Sunday, March 15, 2015

Sri Lanka's 'highway robbery' prevented by change of govt: transport expert

COLOMBO (EconomyNext) - A Sri Lankan transport expert has revealed how crooked politicians and contractors connived to "wilfully" dismantle normal procedures and inflate costs of highway projects, mostly Chinese funded and built, that could be done at half the cost. 

Calling it an attempted "highway robbery", Amal Kumarage, a senior professor in the Department of Transport & Logistics Management at the University of Moratuwa, called for better controls to prevent such attempted plunder in future.

The country should take steps to "clear the stables of the many players that aided and abetted this attempted national plunder so that the restored highway programmes can be protected and made productive," he said in a report published by the Sunday Times newspaper.

Voters who ousted for president Mahinda Rajapaksa at the January 8 presidential election were "not mistaken", Kumarage said, noting that they voted “no” to spending billions of rupees on grandiose and economically unproductive highway development.

The 197 km Northern Expressway Project (NEP) was to be the “crown jewel” in this highway robbery, Kumarage said. The extension of the Southern Highway up to Hambantota and the Outer Circular Phase III North of Kadawatha were others.

The attempted plunder of public money was made possible by selective ‘negotiation’ with international highway engineering consultants, bypassing established rules and procedures and secrecy that meant studies done without widespread discussions and feasibility reports yet to be made public.

The cost of a 42-km section of the four-lane proposed northern expressway between the towns of Mirigama to Mudalpolla was originally estimated at 35.7 billion rupees but soon turned into what Kumarage called "the biggest attempted public pillage in Sri Lanka to date."

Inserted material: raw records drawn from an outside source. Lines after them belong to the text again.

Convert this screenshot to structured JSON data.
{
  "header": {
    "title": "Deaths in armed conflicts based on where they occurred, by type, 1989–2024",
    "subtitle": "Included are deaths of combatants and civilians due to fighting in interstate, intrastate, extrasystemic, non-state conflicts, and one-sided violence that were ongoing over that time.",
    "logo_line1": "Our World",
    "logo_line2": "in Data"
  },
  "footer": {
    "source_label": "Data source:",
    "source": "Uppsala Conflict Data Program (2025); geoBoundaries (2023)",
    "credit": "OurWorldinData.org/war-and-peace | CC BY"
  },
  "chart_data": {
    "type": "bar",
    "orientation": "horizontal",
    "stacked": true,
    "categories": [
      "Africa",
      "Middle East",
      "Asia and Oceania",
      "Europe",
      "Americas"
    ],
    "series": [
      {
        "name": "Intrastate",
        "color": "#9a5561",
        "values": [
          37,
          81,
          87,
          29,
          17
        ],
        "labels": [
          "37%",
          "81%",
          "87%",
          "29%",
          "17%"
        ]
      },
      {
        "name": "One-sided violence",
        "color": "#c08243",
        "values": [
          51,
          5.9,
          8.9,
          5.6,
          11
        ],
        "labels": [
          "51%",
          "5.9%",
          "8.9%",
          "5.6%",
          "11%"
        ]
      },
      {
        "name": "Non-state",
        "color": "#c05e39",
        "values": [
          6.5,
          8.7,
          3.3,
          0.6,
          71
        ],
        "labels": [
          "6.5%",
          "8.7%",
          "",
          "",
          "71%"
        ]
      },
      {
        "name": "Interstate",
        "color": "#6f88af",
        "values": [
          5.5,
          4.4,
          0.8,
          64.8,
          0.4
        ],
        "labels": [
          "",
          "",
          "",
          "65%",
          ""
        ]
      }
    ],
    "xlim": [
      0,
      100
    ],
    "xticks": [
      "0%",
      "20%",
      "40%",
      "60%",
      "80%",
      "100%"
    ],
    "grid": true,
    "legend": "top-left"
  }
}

The final NEP feasibility report under the ousted Rajapaksa regime estimates this same section's cost to be 98.4 billion rupees just one year later and had been evaluated and accepted by the Road Development Authority’s Planning Division.

"Even after adjusting for toll gates, ICT technology and inflation for that year, it is evident that the new total cost was around 130 percent higher, Kumarage said. 

"It is surprising that the consultants in these different feasibility studies had not applied international norms to examine the justification for these high costs. Neither is there a comparison with the earlier studies.

"However, a more serious ‘mistake’ appears in computation of benefits," Kumarage said. 

"One of the studies shows 55 percent of the highway’s benefits to accrue from 'savings from freight vehicle user time costs'. 

"Usually, it is passenger time savings and vehicle operating costs that constitute the major portion of benefits. Such freight time savings is unprecedented even in highly industrialised countries which have heavy trucking operations. This casts serious doubts about the accuracy of the calculations."

Kumarage said that consequently, the benefits appear to be "overestimated by about 150 percent". 

"This is why the project still shows on paper to be economically feasible. In reality, the actual performance of the project at the inflated price would have resulted in a negative rate of return that would have made the country poorer, not richer.

"It then makes sense why these feasibility studies were not made public and not submitted to the relevant divisions within the RDA for evaluation."

Kumarage said "timely action by an intelligent population thus prevented the country from spending 504 billion rupees for what should have cost only 217 billion rupees on the Northern Expressway Project alone."

The former regime had also approved contractor rates for material and work items in highway projects "well above market prices".

Other projects such as the extension of the Southern Highway and Outer Circular Phase III had similar "unexplained cost margins" which would have made the total "plunder of public funds" well over 400 billion rupees. 

"We could have built all our highways for the price of one!"

Kumarage also called for action against those responsible for their attempted plunder and for tighter project approval procedures to prevent similar attempts "by the same players" under the new government.

More time should be given for better planning and design, he suggested., so highways are planned as integrated development projects where the new mobility can be effectively used by new industries that can use such comparative advantage from the time and transport costs.